Posted: Mon Sep 10, 2012 4:29 pm
by bograt
Hi All,
This is something I have always wondered but in my current case may be critical..
I have a scene with a lot of lights (about 200) (all ies files, 2 emission materials),
the lights are in 2 groups, one has about 170, the other has 30... the group of 30 seems to render a lot slower than the 170 and leaves very noisy grey patches while the other lights seem well 'exposed'. is there a priority to the greater number of emitters?
Does the IES sphere size make a difference to the render speed?
Thanks guys

Re: Does Maxwell give a calculation bias to some emittors?

Posted: Mon Sep 10, 2012 4:57 pm
by David Solito
Perhaps, you could make 2 render passes with one group off.
Maybe it could help

Re: Does Maxwell give a calculation bias to some emittors?

Posted: Mon Sep 10, 2012 6:41 pm
by tom
Bograt, it's not something we can call "bias" because, it will surely converge to the correct unbiased solution in the end. As you say, depending on emitter powers, some of them may converge/sample faster and the others slower. This is a strategy/optimization for helping most common scenarios look visually better in early samples. As a nice workaround you could set all emitter values balanced/equal and start a Multilight render, then diminish the weak emitters during or after the render. That'd bypass the optimization and force Maxwell to sample all emitters equally.

Re: Does Maxwell give a calculation bias to some emittors?

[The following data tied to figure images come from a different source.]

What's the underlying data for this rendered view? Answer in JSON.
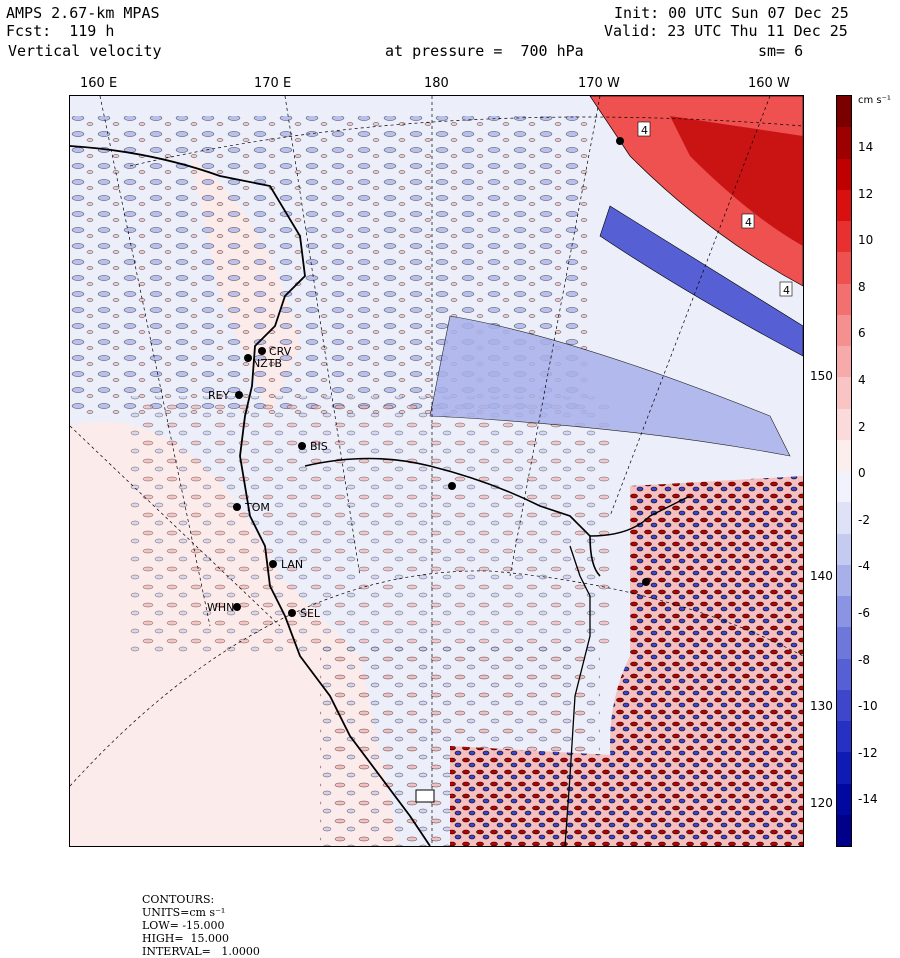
{
  "header": {
    "model": "AMPS 2.67-km MPAS",
    "forecast": "Fcst:  119 h",
    "field": "Vertical velocity",
    "init": "Init: 00 UTC Sun 07 Dec 25",
    "valid": "Valid: 23 UTC Thu 11 Dec 25",
    "level": "at pressure =  700 hPa",
    "smooth": "sm= 6"
  },
  "lon_labels": [
    "160 E",
    "170 E",
    "180",
    "170 W",
    "160 W"
  ],
  "lat_labels": [
    "150 W",
    "140 W",
    "130 W",
    "120 W"
  ],
  "stations": [
    {
      "code": "CRV"
    },
    {
      "code": "NZTB"
    },
    {
      "code": "REY"
    },
    {
      "code": "BIS"
    },
    {
      "code": "TOM"
    },
    {
      "code": "LAN"
    },
    {
      "code": "WHN"
    },
    {
      "code": "SEL"
    },
    {
      "code": "4"
    }
  ],
  "colorbar": {
    "units": "cm s⁻¹",
    "ticks": [
      "14",
      "12",
      "10",
      "8",
      "6",
      "4",
      "2",
      "0",
      "-2",
      "-4",
      "-6",
      "-8",
      "-10",
      "-12",
      "-14"
    ],
    "colors": [
      "#7a0000",
      "#9c0000",
      "#be0000",
      "#d81010",
      "#e83030",
      "#ef5050",
      "#f27070",
      "#f49090",
      "#f6aaaa",
      "#f8c4c4",
      "#fadada",
      "#fdeeee",
      "#f1f2fb",
      "#dfe2f6",
      "#c4caf0",
      "#a8b0ea",
      "#8a94e2",
      "#6e78da",
      "#5660d4",
      "#3e46cc",
      "#2630c2",
      "#101ab4",
      "#0008a0",
      "#00008a"
    ]
  },
  "footer": {
    "contours_label": "CONTOURS:",
    "units": "UNITS=cm s⁻¹",
    "low": "LOW= -15.000",
    "high": "HIGH=  15.000",
    "interval": "INTERVAL=   1.0000"
  }
}
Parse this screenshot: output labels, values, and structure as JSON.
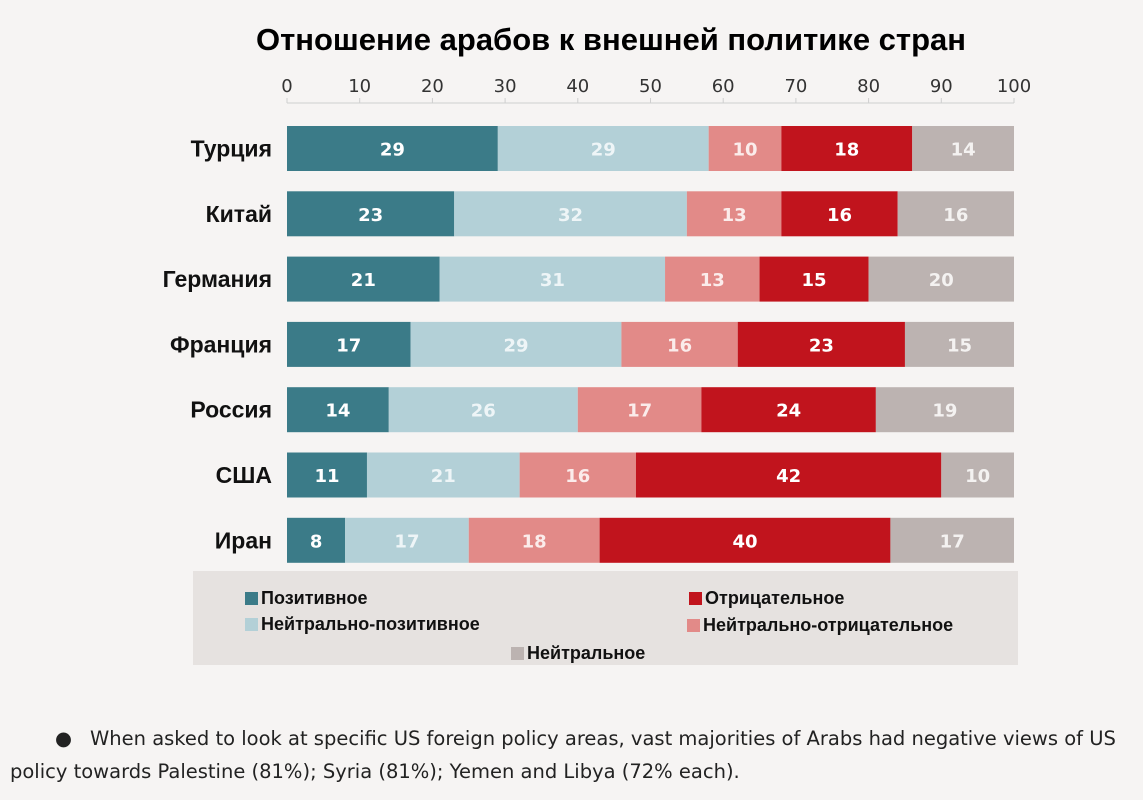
{
  "colors": {
    "positive": "#3b7b88",
    "neutral_positive": "#b3d0d7",
    "neutral_negative": "#e28a88",
    "negative": "#c1141d",
    "neutral": "#bcb3b1"
  },
  "chart_data": {
    "type": "bar",
    "orientation": "horizontal-stacked",
    "title": "Отношение арабов к внешней политике стран",
    "xlabel": "",
    "ylabel": "",
    "xlim": [
      0,
      100
    ],
    "x_ticks": [
      0,
      10,
      20,
      30,
      40,
      50,
      60,
      70,
      80,
      90,
      100
    ],
    "axis_position": "top",
    "grid": false,
    "legend_position": "bottom",
    "categories": [
      "Турция",
      "Китай",
      "Германия",
      "Франция",
      "Россия",
      "США",
      "Иран"
    ],
    "series": [
      {
        "name": "Позитивное",
        "key": "positive",
        "values": [
          29,
          23,
          21,
          17,
          14,
          11,
          8
        ]
      },
      {
        "name": "Нейтрально-позитивное",
        "key": "neutral_positive",
        "values": [
          29,
          32,
          31,
          29,
          26,
          21,
          17
        ]
      },
      {
        "name": "Нейтрально-отрицательное",
        "key": "neutral_negative",
        "values": [
          10,
          13,
          13,
          16,
          17,
          16,
          18
        ]
      },
      {
        "name": "Отрицательное",
        "key": "negative",
        "values": [
          18,
          16,
          15,
          23,
          24,
          42,
          40
        ]
      },
      {
        "name": "Нейтральное",
        "key": "neutral",
        "values": [
          14,
          16,
          20,
          15,
          19,
          10,
          17
        ]
      }
    ]
  },
  "legend": {
    "positive": "Позитивное",
    "negative": "Отрицательное",
    "neutral_positive": "Нейтрально-позитивное",
    "neutral_negative": "Нейтрально-отрицательное",
    "neutral": "Нейтральное"
  },
  "footnote": {
    "bullet": "●",
    "text": "When asked to look at specific US foreign policy areas, vast majorities of Arabs had negative views of US policy towards Palestine (81%); Syria (81%); Yemen and Libya (72% each)."
  }
}
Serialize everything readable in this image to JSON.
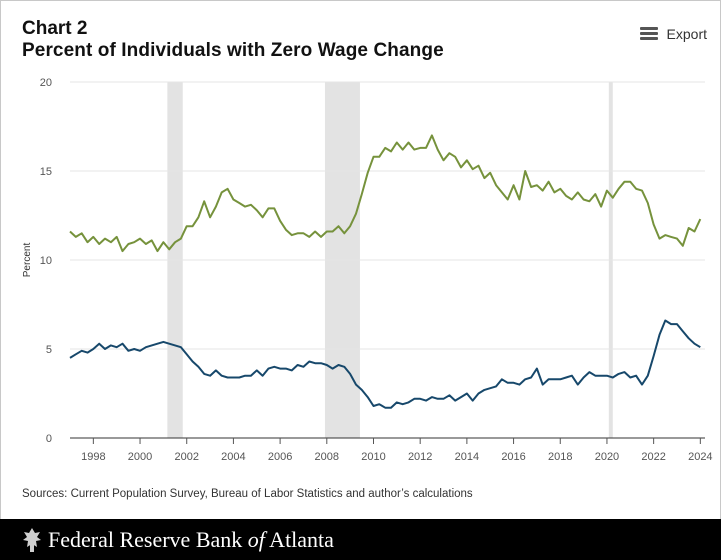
{
  "header": {
    "label": "Chart 2",
    "title": "Percent of Individuals with Zero Wage Change",
    "export_label": "Export"
  },
  "footer": {
    "source": "Sources: Current Population Survey, Bureau of Labor Statistics and author’s calculations",
    "brand_pre": "Federal Reserve Bank ",
    "brand_of": "of",
    "brand_post": " Atlanta"
  },
  "chart_data": {
    "type": "line",
    "ylabel": "Percent",
    "ylim": [
      0,
      20
    ],
    "yticks": [
      0,
      5,
      10,
      15,
      20
    ],
    "xlim": [
      1997.0,
      2024.2
    ],
    "xticks": [
      1998,
      2000,
      2002,
      2004,
      2006,
      2008,
      2010,
      2012,
      2014,
      2016,
      2018,
      2020,
      2022,
      2024
    ],
    "grid": "horizontal",
    "recessions": [
      [
        2001.17,
        2001.83
      ],
      [
        2007.92,
        2009.42
      ],
      [
        2020.08,
        2020.25
      ]
    ],
    "colors": {
      "upper": "#76923c",
      "lower": "#17486b",
      "recession": "#e3e3e3"
    },
    "series": [
      {
        "x": [
          1997.0,
          1997.25,
          1997.5,
          1997.75,
          1998.0,
          1998.25,
          1998.5,
          1998.75,
          1999.0,
          1999.25,
          1999.5,
          1999.75,
          2000.0,
          2000.25,
          2000.5,
          2000.75,
          2001.0,
          2001.25,
          2001.5,
          2001.75,
          2002.0,
          2002.25,
          2002.5,
          2002.75,
          2003.0,
          2003.25,
          2003.5,
          2003.75,
          2004.0,
          2004.25,
          2004.5,
          2004.75,
          2005.0,
          2005.25,
          2005.5,
          2005.75,
          2006.0,
          2006.25,
          2006.5,
          2006.75,
          2007.0,
          2007.25,
          2007.5,
          2007.75,
          2008.0,
          2008.25,
          2008.5,
          2008.75,
          2009.0,
          2009.25,
          2009.5,
          2009.75,
          2010.0,
          2010.25,
          2010.5,
          2010.75,
          2011.0,
          2011.25,
          2011.5,
          2011.75,
          2012.0,
          2012.25,
          2012.5,
          2012.75,
          2013.0,
          2013.25,
          2013.5,
          2013.75,
          2014.0,
          2014.25,
          2014.5,
          2014.75,
          2015.0,
          2015.25,
          2015.5,
          2015.75,
          2016.0,
          2016.25,
          2016.5,
          2016.75,
          2017.0,
          2017.25,
          2017.5,
          2017.75,
          2018.0,
          2018.25,
          2018.5,
          2018.75,
          2019.0,
          2019.25,
          2019.5,
          2019.75,
          2020.0,
          2020.25,
          2020.5,
          2020.75,
          2021.0,
          2021.25,
          2021.5,
          2021.75,
          2022.0,
          2022.25,
          2022.5,
          2022.75,
          2023.0,
          2023.25,
          2023.5,
          2023.75,
          2024.0
        ],
        "values": [
          11.6,
          11.3,
          11.5,
          11.0,
          11.3,
          10.9,
          11.2,
          11.0,
          11.3,
          10.5,
          10.9,
          11.0,
          11.2,
          10.9,
          11.1,
          10.5,
          11.0,
          10.6,
          11.0,
          11.2,
          11.9,
          11.9,
          12.4,
          13.3,
          12.4,
          13.0,
          13.8,
          14.0,
          13.4,
          13.2,
          13.0,
          13.1,
          12.8,
          12.4,
          12.9,
          12.9,
          12.2,
          11.7,
          11.4,
          11.5,
          11.5,
          11.3,
          11.6,
          11.3,
          11.6,
          11.6,
          11.9,
          11.5,
          11.9,
          12.6,
          13.7,
          14.9,
          15.8,
          15.8,
          16.3,
          16.1,
          16.6,
          16.2,
          16.6,
          16.2,
          16.3,
          16.3,
          17.0,
          16.2,
          15.6,
          16.0,
          15.8,
          15.2,
          15.6,
          15.1,
          15.3,
          14.6,
          14.9,
          14.2,
          13.8,
          13.4,
          14.2,
          13.4,
          15.0,
          14.1,
          14.2,
          13.9,
          14.4,
          13.8,
          14.0,
          13.6,
          13.4,
          13.8,
          13.4,
          13.3,
          13.7,
          13.0,
          13.9,
          13.5,
          14.0,
          14.4,
          14.4,
          14.0,
          13.9,
          13.2,
          12.0,
          11.2,
          11.4,
          11.3,
          11.2,
          10.8,
          11.8,
          11.6,
          12.3
        ]
      },
      {
        "x": [
          1997.0,
          1997.25,
          1997.5,
          1997.75,
          1998.0,
          1998.25,
          1998.5,
          1998.75,
          1999.0,
          1999.25,
          1999.5,
          1999.75,
          2000.0,
          2000.25,
          2000.5,
          2000.75,
          2001.0,
          2001.25,
          2001.5,
          2001.75,
          2002.0,
          2002.25,
          2002.5,
          2002.75,
          2003.0,
          2003.25,
          2003.5,
          2003.75,
          2004.0,
          2004.25,
          2004.5,
          2004.75,
          2005.0,
          2005.25,
          2005.5,
          2005.75,
          2006.0,
          2006.25,
          2006.5,
          2006.75,
          2007.0,
          2007.25,
          2007.5,
          2007.75,
          2008.0,
          2008.25,
          2008.5,
          2008.75,
          2009.0,
          2009.25,
          2009.5,
          2009.75,
          2010.0,
          2010.25,
          2010.5,
          2010.75,
          2011.0,
          2011.25,
          2011.5,
          2011.75,
          2012.0,
          2012.25,
          2012.5,
          2012.75,
          2013.0,
          2013.25,
          2013.5,
          2013.75,
          2014.0,
          2014.25,
          2014.5,
          2014.75,
          2015.0,
          2015.25,
          2015.5,
          2015.75,
          2016.0,
          2016.25,
          2016.5,
          2016.75,
          2017.0,
          2017.25,
          2017.5,
          2017.75,
          2018.0,
          2018.25,
          2018.5,
          2018.75,
          2019.0,
          2019.25,
          2019.5,
          2019.75,
          2020.0,
          2020.25,
          2020.5,
          2020.75,
          2021.0,
          2021.25,
          2021.5,
          2021.75,
          2022.0,
          2022.25,
          2022.5,
          2022.75,
          2023.0,
          2023.25,
          2023.5,
          2023.75,
          2024.0
        ],
        "values": [
          4.5,
          4.7,
          4.9,
          4.8,
          5.0,
          5.3,
          5.0,
          5.2,
          5.1,
          5.3,
          4.9,
          5.0,
          4.9,
          5.1,
          5.2,
          5.3,
          5.4,
          5.3,
          5.2,
          5.1,
          4.7,
          4.3,
          4.0,
          3.6,
          3.5,
          3.8,
          3.5,
          3.4,
          3.4,
          3.4,
          3.5,
          3.5,
          3.8,
          3.5,
          3.9,
          4.0,
          3.9,
          3.9,
          3.8,
          4.1,
          4.0,
          4.3,
          4.2,
          4.2,
          4.1,
          3.9,
          4.1,
          4.0,
          3.6,
          3.0,
          2.7,
          2.3,
          1.8,
          1.9,
          1.7,
          1.7,
          2.0,
          1.9,
          2.0,
          2.2,
          2.2,
          2.1,
          2.3,
          2.2,
          2.2,
          2.4,
          2.1,
          2.3,
          2.5,
          2.1,
          2.5,
          2.7,
          2.8,
          2.9,
          3.3,
          3.1,
          3.1,
          3.0,
          3.3,
          3.4,
          3.9,
          3.0,
          3.3,
          3.3,
          3.3,
          3.4,
          3.5,
          3.0,
          3.4,
          3.7,
          3.5,
          3.5,
          3.5,
          3.4,
          3.6,
          3.7,
          3.4,
          3.5,
          3.0,
          3.5,
          4.6,
          5.8,
          6.6,
          6.4,
          6.4,
          6.0,
          5.6,
          5.3,
          5.1
        ]
      }
    ]
  }
}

Posted: Mon Sep 10, 2012 6:57 pm
by bograt
Thanks David, your suggestion works well... in fact it actually seems to be an improvement on the light mixer to some extent, apart from the fact that I need to do the blending in photoshop... but I guess with linear dodge blending mode it is the same result right?
Thanks Tom, got ya. I guess I missed the fact that the lumen output of the Ies files were so different.
Looking back I can see how I could have saved a lot of time on past renders, is it just the case that on render start all the emitters should be more or less on the desired brightness?
Thanks

Re: Does Maxwell give a calculation bias to some emittors?

Posted: Mon Sep 10, 2012 7:39 pm
by bograt
Tom, I have tried what you suggested but I must have misunderstood because I cannot seem achieve the desired results... I have tried two settings, one with both the ies emitters at the desired brightness, and one with the ies files multiplied according to their frequency throughout the scene e.g 150 lights 3 times dimmer than the 50 lights.
As you mentioned it is at low sl levels that this effect is worse but the nature of my work means very often I have to provide quick previews.
I was wondering if you could help me understand exactly how maxwell fires out the 'photons', I have always assumed that maxwell emitters simply blast out rays and the engine gathers samples per pixel and through an anti-aliasing like effect the accuracy of pixel colour slowly refines.. it this correct?
how does Maxwell 'optimize' the emittors, is it based on emittor output? or reflected surface area?
I am also curios about the relevance of the sphere for the ies emitters, Once using vray for rhino I faked an Ies using a sphere with a transparency mapped material.. is this similar in Maxwell or the sphere just a kind of placeholder to control the position?
Sorry to bombard you with questions,
thanks

Jules

Re: Does Maxwell give a calculation bias to some emittors?

Posted: Tue Sep 11, 2012 1:06 pm
by tom
Right, it's primarily but not solely tied to emitter intensities. Can you show screenshots of your lighting setup so we can have a better idea about how the luminaries are positioned along the scene?